Voici en intégralité, la motivation de cette pétition :
Un complice du FPR Inkotanyi au Collège des cardinaux!
Ce serait un crime d’accepter la forfaiture du FPR Inkotanyi au Vatican.
Nous demandons à sa Sainteté le Pape François de revenir sur sa décision d’élever Mgr Antoine Kambanda au rang de Cardinal.
En effet,
Selon plusieurs témoignages crédibles et concordants au sein de l’Eglise catholique du Rwanda, la collaboration de Mgr Antoine Kambanda aux activités du mouvement criminel, le FPR Inkotanyi, débute dans les années 80, quand Kambanda était grand Séminariste. Issu d’une famille rwandaise refugiée en Uganda vers 1959, le jeune Kambanda grandit à l’étranger. En 1986, après la prise du pouvoir en Uganda par la NRA de Yoweri Museveni, les relations s’améliorèrent entre le Rwanda et l’Uganda. On parle même des relations d’amitiés entre les deux Présidents Habyarimana et Museveni à cette époque. Le Rwanda étant alors paisible dans ce temps-là, les réfugiés qui le souhaitaient, pouvaient regagner leur pays. C’est dans ce cadre que le grand séminariste Kambanda rentra au bercail, plus précisément en 1988, et fut intégré au Grand Séminaire de Nyakibanda où il poursuivit, comme les autres, son cheminement vers la prêtrise. Ce que les rwandais de l’intérieur avaient ignoré, c’est que un plan de conquête du pouvoir par les réfugiés Tutsi avait déjà été décidé.

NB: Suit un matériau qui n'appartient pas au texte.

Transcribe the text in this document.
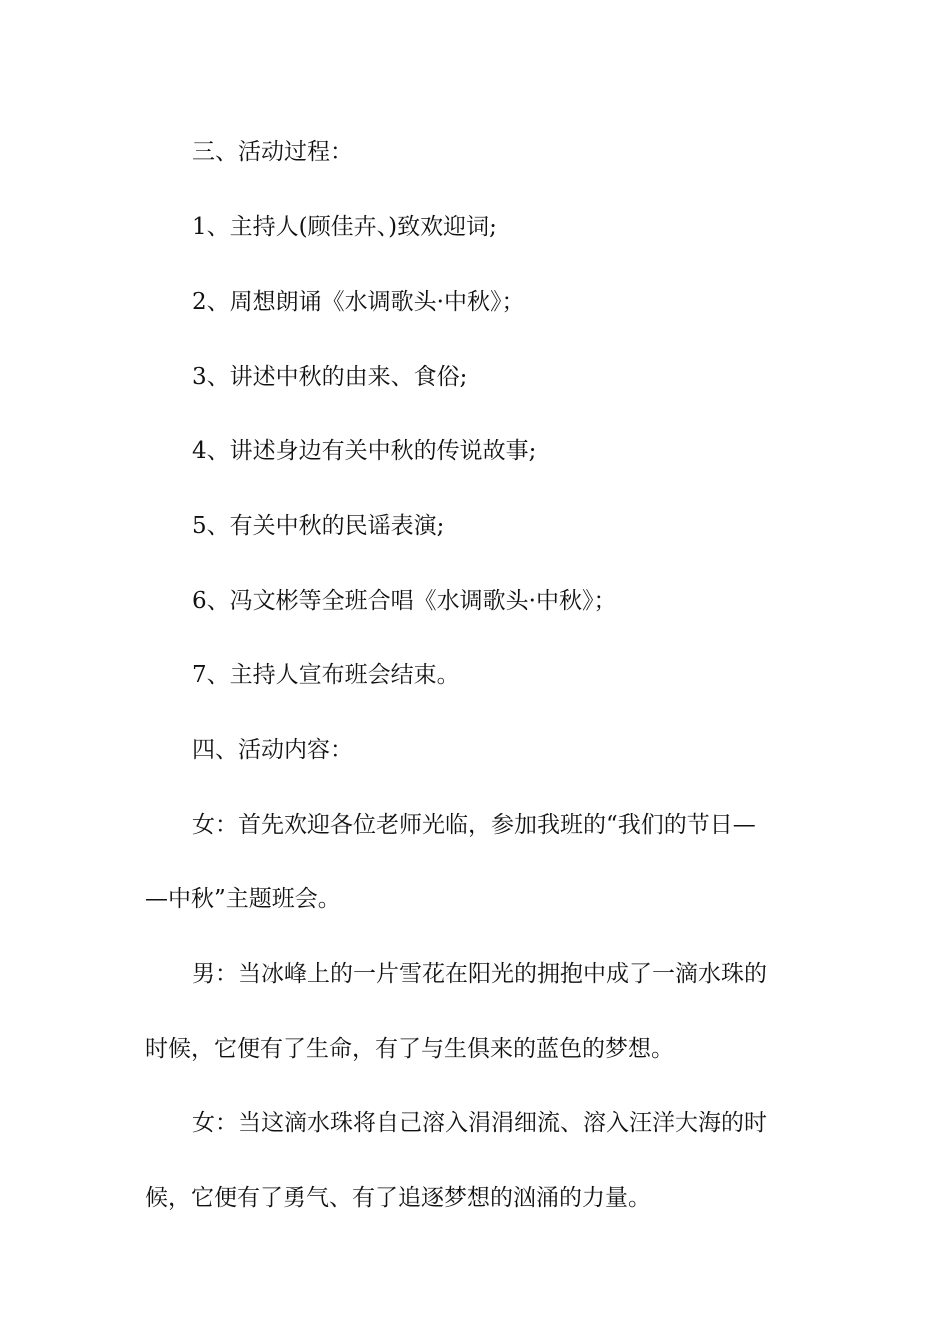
三、活动过程：
1、主持人(顾佳卉、)致欢迎词;
2、周想朗诵《水调歌头·中秋》；
3、讲述中秋的由来、食俗;
4、讲述身边有关中秋的传说故事;
5、有关中秋的民谣表演;
6、冯文彬等全班合唱《水调歌头·中秋》；
7、主持人宣布班会结束。
四、活动内容：
女：首先欢迎各位老师光临，参加我班的“我们的节日—
—中秋”主题班会。
男：当冰峰上的一片雪花在阳光的拥抱中成了一滴水珠的
时候，它便有了生命，有了与生俱来的蓝色的梦想。
女：当这滴水珠将自己溶入涓涓细流、溶入汪洋大海的时
候，它便有了勇气、有了追逐梦想的汹涌的力量。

Le Séminariste Kambanda fut donc accueilli à bras ouverts dans l’archidiocèse de Kigali, par l’entremise de l’archevêque Vincent Nsengiyumva qui, quelques années plus tard sera froidement assassiné par le mouvement rebelle, le FPR Inkotanyi, mouvement constitué comme c’est connu par les réfugiés Tutsis, en grande partie venant de l’Uganda. Curieusement, quand Antoine Kambanda accédera au siège épiscopal de Kigali, il n’aura pas le courage d’enterrer dignement l’archevêque assassiné, sachant bien par ailleurs que les chrétiens ne cessent de le lui demander. Comme c’est déjà connu, le FPR une fois au pouvoir, s’est toujours opposé au fait que les évêques assassinés à Gakurazo en Juin 1994, parmi eux l’archevêque Vincent Nsengiyumva, puissent bénéficier d’une sépulture digne.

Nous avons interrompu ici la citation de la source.